The pressure points are specific:

  • Retail banks risk losing younger and mobile-first deposit relationships.
  • Card issuers face a bundled competitor that can price rewards, subscriptions, and FX together.
  • Wise, Monzo, Chime, SoFi, and Robinhood all face a company trying to sit across payments, banking, investing, and business accounts.
  • Public-market investors may eventually have to decide whether Revolut deserves a bank multiple, a fintech multiple, or a platform multiple.

That last question is the hardest one. Revolut wants the benefits of being treated like a software platform while gaining the regulated powers of a bank.

##What The Market May Be Missing

The lazy take is that $115 billion is either proof that fintech is back or proof that private markets are frothy.

The better question is narrower: how much of Revolut’s valuation depends on regulatory conversion?

If UK banking rollout is smooth and the U.S. charter path eventually opens, the valuation has a story. Revolut can argue that it is not merely selling payments volume. It is selling a global financial operating system with bank licenses attached.
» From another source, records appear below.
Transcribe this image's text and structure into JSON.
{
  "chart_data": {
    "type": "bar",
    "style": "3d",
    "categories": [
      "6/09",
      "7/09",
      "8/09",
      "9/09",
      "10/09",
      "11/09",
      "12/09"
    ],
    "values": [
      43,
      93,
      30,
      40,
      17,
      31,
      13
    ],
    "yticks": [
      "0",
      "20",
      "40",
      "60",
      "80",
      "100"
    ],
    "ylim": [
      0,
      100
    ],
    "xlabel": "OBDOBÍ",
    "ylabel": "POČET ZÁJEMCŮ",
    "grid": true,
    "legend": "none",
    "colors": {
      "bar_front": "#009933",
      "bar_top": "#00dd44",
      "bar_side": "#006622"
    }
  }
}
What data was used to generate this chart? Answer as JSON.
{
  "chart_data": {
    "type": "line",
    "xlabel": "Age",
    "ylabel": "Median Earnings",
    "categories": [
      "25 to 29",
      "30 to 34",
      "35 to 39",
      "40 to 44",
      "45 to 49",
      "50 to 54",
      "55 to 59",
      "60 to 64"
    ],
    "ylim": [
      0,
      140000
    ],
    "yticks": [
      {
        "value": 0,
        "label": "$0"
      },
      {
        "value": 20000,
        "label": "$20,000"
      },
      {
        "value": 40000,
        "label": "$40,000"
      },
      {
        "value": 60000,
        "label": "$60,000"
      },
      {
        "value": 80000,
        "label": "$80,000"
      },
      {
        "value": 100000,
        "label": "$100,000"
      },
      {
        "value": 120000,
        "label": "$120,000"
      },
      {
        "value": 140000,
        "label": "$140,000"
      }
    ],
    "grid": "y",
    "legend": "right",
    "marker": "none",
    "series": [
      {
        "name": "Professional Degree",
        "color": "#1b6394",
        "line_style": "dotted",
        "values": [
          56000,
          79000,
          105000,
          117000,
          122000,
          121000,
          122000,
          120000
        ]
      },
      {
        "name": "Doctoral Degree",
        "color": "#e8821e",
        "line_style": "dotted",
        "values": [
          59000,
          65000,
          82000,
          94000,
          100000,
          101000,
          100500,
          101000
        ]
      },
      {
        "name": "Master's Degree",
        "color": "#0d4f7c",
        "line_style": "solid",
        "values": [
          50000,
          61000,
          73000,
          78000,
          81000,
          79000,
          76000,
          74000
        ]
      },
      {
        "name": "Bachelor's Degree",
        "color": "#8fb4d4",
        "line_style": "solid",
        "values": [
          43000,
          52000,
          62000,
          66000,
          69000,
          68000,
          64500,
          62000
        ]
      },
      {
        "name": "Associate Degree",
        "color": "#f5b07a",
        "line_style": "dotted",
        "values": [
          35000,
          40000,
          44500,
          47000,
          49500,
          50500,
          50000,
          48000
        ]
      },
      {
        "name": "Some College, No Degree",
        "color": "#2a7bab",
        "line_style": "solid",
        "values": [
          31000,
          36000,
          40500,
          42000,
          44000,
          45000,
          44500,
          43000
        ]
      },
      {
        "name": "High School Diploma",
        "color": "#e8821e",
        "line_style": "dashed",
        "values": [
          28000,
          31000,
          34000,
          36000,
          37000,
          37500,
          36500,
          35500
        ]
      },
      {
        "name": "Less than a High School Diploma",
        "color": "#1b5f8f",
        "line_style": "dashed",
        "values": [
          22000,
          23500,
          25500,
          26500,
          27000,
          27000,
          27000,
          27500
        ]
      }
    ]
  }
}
If regulation slows product rollout, lending economics disappoint, or public investors refuse the platform multiple, the secondary sale will look less like confidence and more like private-market timing.

That is why this story belongs on a finance desk, not only a startup feed.

The hidden issue is not whether Revolut can get bigger. It already has. The issue is whether private investors are paying today for a bank that public investors have not been allowed to price yet.

##FAQ

#What is Revolut reportedly trying to do?

Revolut is reportedly exploring a secondary share sale that could value the company at about $115 billion. A secondary sale typically lets existing shareholders, such as employees or early investors, sell shares rather than raising new operating capital for the company.

#Why does Revolut’s UK banking license matter financially?

The UK banking license lets Revolut Bank UK Ltd launch bank accounts with FSCS-protected deposits for UK customers. That can move Revolut closer to deposit, lending, and account economics rather than only payments and app-based financial services.

#Why should U.S. investors care?

Revolut has submitted a U.S. national bank charter application, so the American upside is tied to whether it can eventually compete more directly in deposits, lending, cards, and business banking. The valuation debate is really about whether regulation turns Revolut from a fintech app into a licensed banking platform.